The reason? Most of those advertising soundbites are not relevant to you at that particular moment in time. You may well be interested in a two for one deal at the local deli later in the day when you are hungry. You might even want to buy a new car when your present one gasps its last breath. And you might want to join that local health club when the New Year comes round and you decide to get into shape, again. A persistently leaking tap at home will make you notice plumbers vans whilst on your morning commute but if you lack a plumbing emergency these advertising campaigns have no meaning for you as an individual. Most marketing advances are designed to tell customers what the brand owners want them to hear. It’s symptomatic of many businesses that they singularly fail, in fact, to understand that you need to tell your customer what they want to hear.

Stop telling your customers what you want them to hear 

Start telling them what they want to hear!

And to get to grips with this, you need to stand in your customer’s shoes, particularly if you want to run an effective marketing campaign.

You might think that your customer cares about the same things as you, and perhaps they do. But opting for that kind of strategy can stop you thinking about what really matters to your customer. Let’s take some simple examples:

  • You think your USP is the comfortable driver’s seat and digital music system in your new range of cars. What your customer really wants is to cut down the amount they spend on fuel each week.
  • You just love the new sleek design of your mobile phone range. What your customer really wants is a reliable coverage and a connection that doesn’t suddenly disappear when they need it most.
  • You might think that your new flea treatment for cats is the most effective on the market. What your customer actually would prefer is a treatment they can administer easily without pussy scratching their arm to pieces.

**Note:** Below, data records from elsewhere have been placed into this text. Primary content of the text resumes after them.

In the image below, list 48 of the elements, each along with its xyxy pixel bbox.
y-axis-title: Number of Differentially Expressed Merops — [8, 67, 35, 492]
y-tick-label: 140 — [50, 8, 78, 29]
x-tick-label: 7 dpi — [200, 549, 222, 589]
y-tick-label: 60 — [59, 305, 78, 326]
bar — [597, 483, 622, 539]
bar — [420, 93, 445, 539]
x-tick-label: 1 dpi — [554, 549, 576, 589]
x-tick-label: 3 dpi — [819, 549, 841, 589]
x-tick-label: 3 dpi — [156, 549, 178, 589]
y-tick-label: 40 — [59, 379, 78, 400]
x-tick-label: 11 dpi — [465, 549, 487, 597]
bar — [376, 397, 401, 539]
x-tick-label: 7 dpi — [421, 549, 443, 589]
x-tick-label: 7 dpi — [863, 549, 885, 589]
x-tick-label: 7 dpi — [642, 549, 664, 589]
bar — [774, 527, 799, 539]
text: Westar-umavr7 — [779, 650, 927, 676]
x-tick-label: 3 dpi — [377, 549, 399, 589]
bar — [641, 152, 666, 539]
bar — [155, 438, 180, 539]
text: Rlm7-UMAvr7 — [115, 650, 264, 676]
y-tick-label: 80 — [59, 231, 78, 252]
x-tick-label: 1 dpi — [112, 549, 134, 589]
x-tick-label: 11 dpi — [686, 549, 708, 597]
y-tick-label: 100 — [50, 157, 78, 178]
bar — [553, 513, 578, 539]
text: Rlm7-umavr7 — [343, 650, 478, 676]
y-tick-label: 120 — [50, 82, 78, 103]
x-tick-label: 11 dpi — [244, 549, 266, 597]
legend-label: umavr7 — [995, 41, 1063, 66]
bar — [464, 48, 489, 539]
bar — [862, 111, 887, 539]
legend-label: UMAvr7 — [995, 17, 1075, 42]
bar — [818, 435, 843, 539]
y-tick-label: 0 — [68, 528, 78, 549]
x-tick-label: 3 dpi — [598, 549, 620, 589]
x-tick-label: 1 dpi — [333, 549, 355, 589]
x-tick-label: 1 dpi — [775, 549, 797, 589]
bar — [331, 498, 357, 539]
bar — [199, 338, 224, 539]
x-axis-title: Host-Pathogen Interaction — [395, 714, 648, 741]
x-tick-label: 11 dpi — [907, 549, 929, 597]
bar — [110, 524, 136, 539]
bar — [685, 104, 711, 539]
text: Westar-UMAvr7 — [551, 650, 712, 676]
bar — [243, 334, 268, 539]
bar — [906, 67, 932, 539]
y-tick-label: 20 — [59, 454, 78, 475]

Are You Telling Your Customers What they Want To Hear? Or what you want them to hear?

It’s the most important part of any marketing campaign: to get to know what your customer actually wants and provide it for them. For the big players such as Amazon, this involves using complex algorithms that track what customers buy on their site, using it, through long standing research, to offer similar products. For SMEs who don’t have the kind of budgets that come with big business, it’s a question of finding out more about their customers.

And that means asking the right questions in the first place.

You can, of course, use your intuition and if you have it in bucket loads and have a real feel for what your customer actually wants. Even a little will help you make a more valued decision though it can often be a false friend. Another option is to collect data through market research, that can reveal all sorts of wonderful information about your average customer’s buying behaviour and even their underlying wants and needs. You can use your customer services section to find out about what your most valued asset likes about your product (or dislikes) and you can even run focus groups and gather usable data that way.

Whichever path you choose it’s all about finding out what your customer really wants to hear. Putting yourself in your customer’s shoes can help develop a more meaningful, and hopefully more successful, marketing campaign.